Bayesians and modern "frequentists" both use the same underlying laws of probability theory, and in my view, both can reconcile their views on the "frequentist definition of probability". Both groups of practitioners agree with the strong law of large numbers, which says that if you have an exchangeable sequence $X_1,X_2,X_3,...$ then (with probability one):$^\dagger$
$$\mathbb{P}(X_i \in \mathcal{A}) = \lim_{n \rightarrow \infty} \frac{1}{n} \sum_{i=1}^n \mathbb{I}(X_i \in \mathcal{A})

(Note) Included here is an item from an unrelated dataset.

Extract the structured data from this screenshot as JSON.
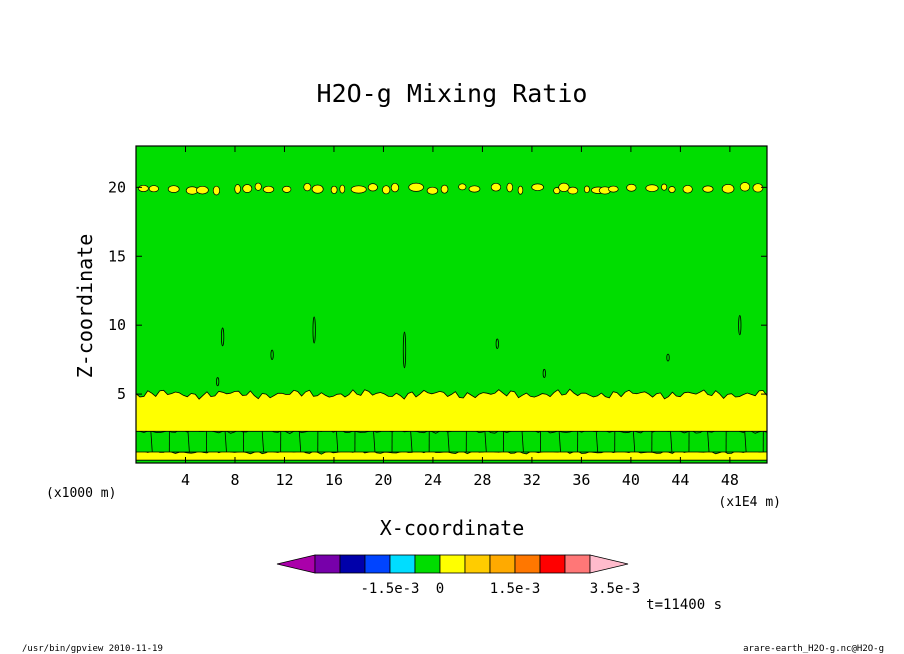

\quad \quad \quad \text{for any measurable set } \mathcal{A}.$$
Frequentists take this as a "definition" of probability, whereas Bayesians use an alternative interpretation of probability (usually an epistemic interpretation), but also agree that it corresponds to limiting frequency in this case. Bayesians don't disagree with the strong law of large numbers, and they tend to view it as something that clarifies the notion of "repeated trials" in the frequentist viewpoint ---i.e., the idea of infinitely repeated trials of a stable experiment is provided by the concept of exchangeability.
If you go back to the older probabilists like Venn, Reichenbach and Von Mises, you will find that they made philosophical arguments about the frequentist meaning without the aid of Kolmogorov's strong law of large numbers. To do this, they tended to invoke the idea of repeated trials that could occur hypothetically infinitely often, under unchanging conditions. This is captured well by the modern condition of exchangeability of an infinite sequence, which is the basis for the strong law of large numbers.
$^\dagger$ One might wonder if it is legitimate to invoke laws of probability theory in answer to determining the meaning of probability --- i.e., whether this is circular logic. For this purpose we may treat $\mathbb{P}$ as purely a mathematical operator, and then imbut it as a "probability" only once we have satisfied ourselves that it meets the requirements of the meaning of this concept.